I was reading in your blog about Lego's attempt to trade mark the shape of their blocks, which was ultimately unsuccessful - as it was deemed that the shape of the Lego blocks generates functionality. However, I wasn't able to resolve my question: can our film-makers legitimately make use of trade mark-protected iconic toys in their films? The films our community produces are commercial ventures, as licences for all of them are turned over to our clients, and a select few are awarded cash prizes".
Says the IPKat, there are some interesting issues here -- which he believes that our reader will have to determine on a jurisdiction-by-jurisdiction basis if the films are to be used or accessed in more than country.  For example, is the trade mark-protected iconic shape also protected by copyright and/or design rights? Does the principle of exhaustion of rights apply, or might a use which the trade mark owner regards as derogatory enable it to exert its rights?  Please post your comments below!

Merpel notes that Barbie is a popular target on account of her iconic status.  Unauthorised works which incorporate her include "Barbie's Audition" here, "Superstar: the Karen Carpenter Story" here"Food Chain Barbie" here and the song, "Barbie Girl" here. Is there any means of quantifying whether this use of the icon, aimed at an audience older than that of the doll itself, has any effect on the power of the brand, she wonders.

5 comments:

Filemot said...

If the use gives you an advantage, seek permission. Why create risks? There are lots of alternatives if you do get a refusal but toy makers like publicity too.

David said...

...but surely there is some exhaustion of rights? If I buy a Brio train set from Amazon, it doesn't come with a licence agreement restricting my use to just "playing with it in a domestic environment." If I use it in a short film I've not copied anything, I'm not using the Brio train as an indication of origin.

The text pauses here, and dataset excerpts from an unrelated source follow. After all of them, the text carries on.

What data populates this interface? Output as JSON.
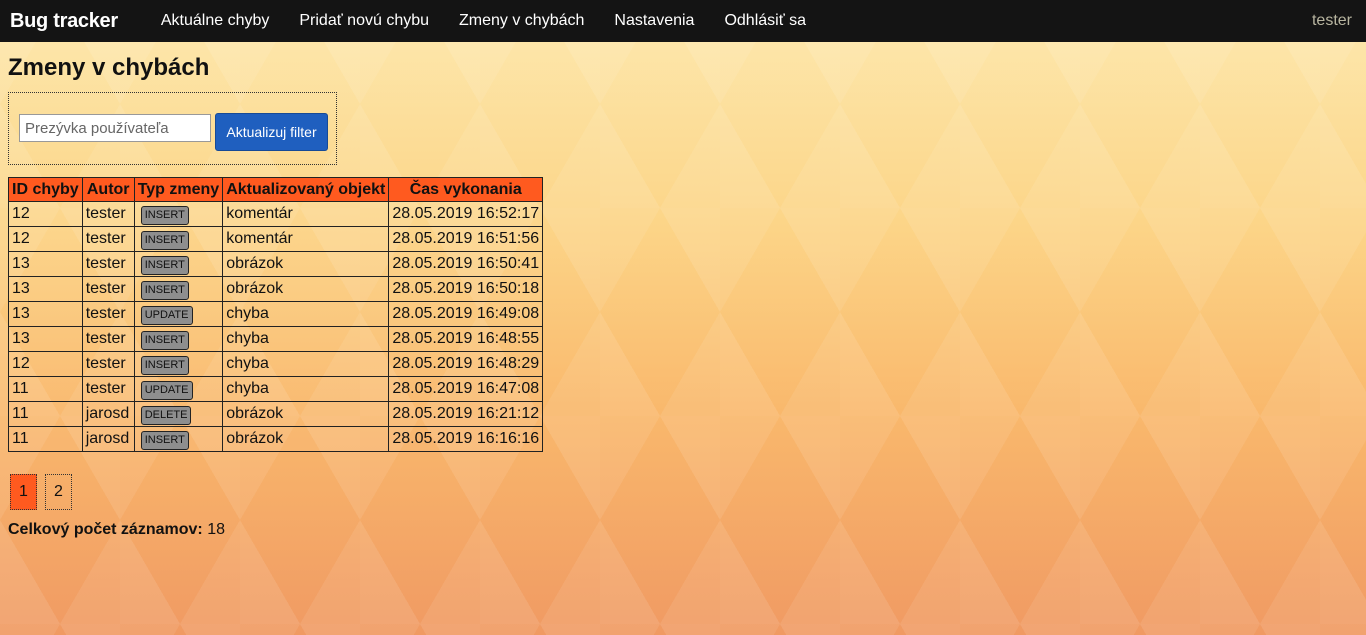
{
  "navbar": {
    "brand": "Bug tracker",
    "items": [
      {
        "label": "Aktuálne chyby"
      },
      {
        "label": "Pridať novú chybu"
      },
      {
        "label": "Zmeny v chybách"
      },
      {
        "label": "Nastavenia"
      },
      {
        "label": "Odhlásiť sa"
      }
    ],
    "user": "tester"
  },
  "page": {
    "title": "Zmeny v chybách"
  },
  "filter": {
    "placeholder": "Prezývka používateľa",
    "value": "",
    "button_label": "Aktualizuj filter"
  },
  "table": {
    "headers": [
      "ID chyby",
      "Autor",
      "Typ zmeny",
      "Aktualizovaný objekt",
      "Čas vykonania"
    ],
    "rows": [
      {
        "id": "12",
        "autor": "tester",
        "typ": "INSERT",
        "objekt": "komentár",
        "cas": "28.05.2019 16:52:17"
      },
      {
        "id": "12",
        "autor": "tester",
        "typ": "INSERT",
        "objekt": "komentár",
        "cas": "28.05.2019 16:51:56"
      },
      {
        "id": "13",
        "autor": "tester",
        "typ": "INSERT",
        "objekt": "obrázok",
        "cas": "28.05.2019 16:50:41"
      },
      {
        "id": "13",
        "autor": "tester",
        "typ": "INSERT",
        "objekt": "obrázok",
        "cas": "28.05.2019 16:50:18"
      },
      {
        "id": "13",
        "autor": "tester",
        "typ": "UPDATE",
        "objekt": "chyba",
        "cas": "28.05.2019 16:49:08"
      },
      {
        "id": "13",
        "autor": "tester",
        "typ": "INSERT",
        "objekt": "chyba",
        "cas": "28.05.2019 16:48:55"
      },
      {
        "id": "12",
        "autor": "tester",
        "typ": "INSERT",
        "objekt": "chyba",
        "cas": "28.05.2019 16:48:29"
      },
      {
        "id": "11",
        "autor": "tester",
        "typ": "UPDATE",
        "objekt": "chyba",
        "cas": "28.05.2019 16:47:08"
      },
      {
        "id": "11",
        "autor": "jarosd",
        "typ": "DELETE",
        "objekt": "obrázok",
        "cas": "28.05.2019 16:21:12"
      },
      {
        "id": "11",
        "autor": "jarosd",
        "typ": "INSERT",
        "objekt": "obrázok",
        "cas": "28.05.2019 16:16:16"
      }
    ]
  },
  "pagination": {
    "pages": [
      "1",
      "2"
    ],
    "active": "1"
  },
  "summary": {
    "label": "Celkový počet záznamov:",
    "value": "18"
  },
  "colors": {
    "navbar_bg": "#141414",
    "accent": "#ff5a1f",
    "button": "#1f5fbf",
    "badge": "#8e8e8e"
  }
}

Surely better this than the US obsession with blurring trade marks on t-shirts etc.

AndyJ said...

In contrast to Mattel, the makers of the Playmobil figures positively encourage people to use their products in videos: http://www.theregister.co.uk/2010/01/27/playmobil_challange/

Ron said...

Aardman Animations obtained a licence to use "Stinking Bishop" in their film "The curse of the were-rabbit", although it is not stated whether their trade mark was registered or unregistered: see

http://www.independent.co.uk/news/uk/this-britain/a-history-of-the-stinking-bishop-506729.html

According to the article, a free licence was agreed: evidently an equitable result, given the reported 500% increase in sales of the cheese!

Product exposure can benefit the owner of the rights in either direction: AA's mention of the [unregistered?] "Wensleydale" cheese in their earlier productions was reportedly the salvation of the company that made it, and the company subsequently obtained a licence from AA to use the Wallace & Grommet characters on their products.

Ruth Soetendorp said...

"Troubled by copyright moral rights issues involving tattoos? If so, you're not alone. Followers of the 1709 Blog have been advising one troubled reader here"

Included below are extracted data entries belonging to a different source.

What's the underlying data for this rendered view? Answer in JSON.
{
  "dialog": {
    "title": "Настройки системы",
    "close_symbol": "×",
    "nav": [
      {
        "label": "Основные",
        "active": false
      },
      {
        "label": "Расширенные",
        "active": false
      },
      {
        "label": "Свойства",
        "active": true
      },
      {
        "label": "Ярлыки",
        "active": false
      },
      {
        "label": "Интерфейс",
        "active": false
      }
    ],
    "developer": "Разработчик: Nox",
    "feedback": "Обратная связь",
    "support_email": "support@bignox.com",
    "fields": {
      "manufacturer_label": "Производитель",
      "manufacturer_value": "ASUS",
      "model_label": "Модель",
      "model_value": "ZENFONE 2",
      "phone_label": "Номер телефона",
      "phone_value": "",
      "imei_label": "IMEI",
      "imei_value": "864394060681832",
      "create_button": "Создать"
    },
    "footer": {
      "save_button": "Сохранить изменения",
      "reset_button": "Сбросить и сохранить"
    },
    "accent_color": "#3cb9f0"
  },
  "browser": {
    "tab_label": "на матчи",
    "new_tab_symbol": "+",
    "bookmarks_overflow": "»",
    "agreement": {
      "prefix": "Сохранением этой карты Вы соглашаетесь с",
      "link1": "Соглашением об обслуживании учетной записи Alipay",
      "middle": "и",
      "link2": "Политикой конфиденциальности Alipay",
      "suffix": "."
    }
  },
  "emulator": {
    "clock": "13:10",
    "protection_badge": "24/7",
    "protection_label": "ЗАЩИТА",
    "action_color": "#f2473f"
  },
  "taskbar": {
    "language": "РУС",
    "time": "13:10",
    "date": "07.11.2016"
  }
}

Is there a similar issue with copyright, or design right, in a haircut? I pondered this recently whilst being snipped at Vidal Sassoon hair school.
As the student's interpretation of the iconic cut emerged on my head, I asked the tutor-in-charge about iconic hair design protection at Vidal Sassoon. He wasn't sure what I was going on about, but brought over a beautifully produced volume of this seasons styles, lavishly photographed.
Each style was credited at the end of the volume with the name of its creator. But not a (c) in sight.

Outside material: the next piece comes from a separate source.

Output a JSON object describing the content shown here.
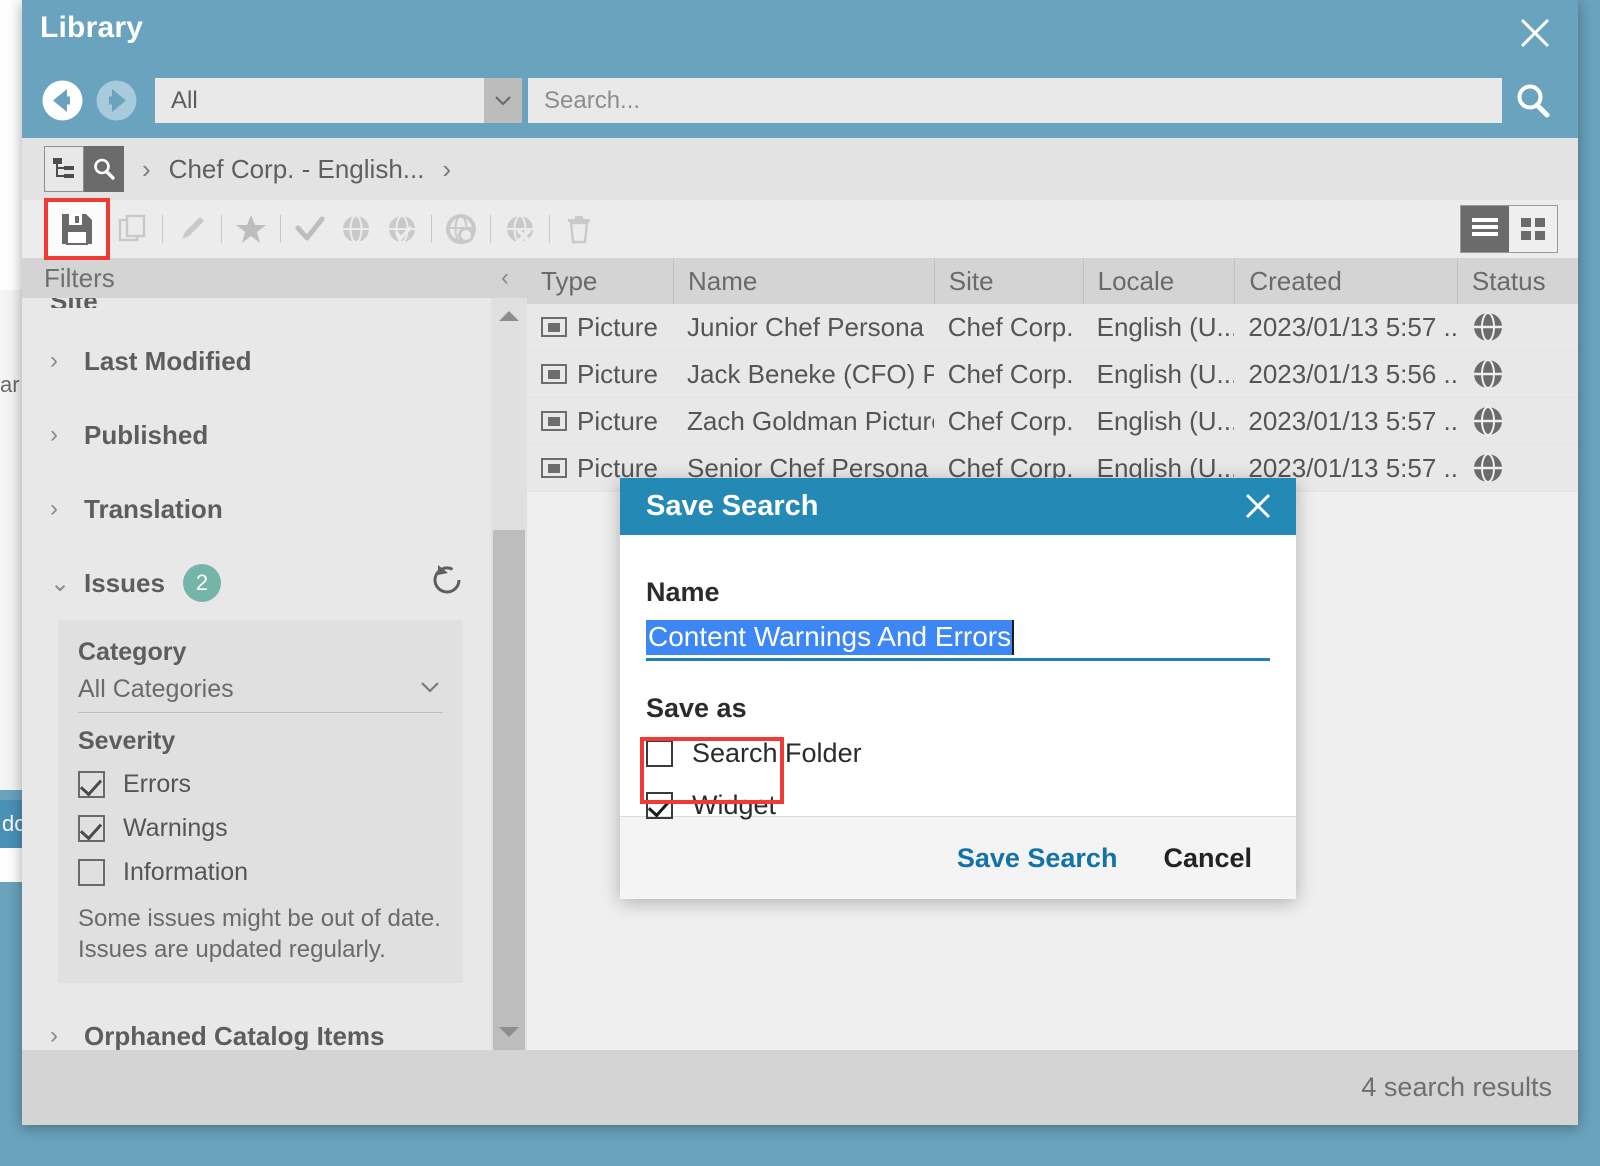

A haircut is different from a tattoo inasmuch as hair grows, and may never be presented again exactly as it looks on leaving the salon, once it has been re washed and dried. Any cut will be the result of application of method and technique developed over the ages. Nevertheless, there is originality in spades in the confections produced in the salon with scissors, comb and water.

Vidal Sassoon choice of IP protection was to focuss on trade mark, brand and reputation - and he hasn't done too badly! Could that be a way forward for tattooists? Register a trade/service mark, and incorporate it in the tattoo?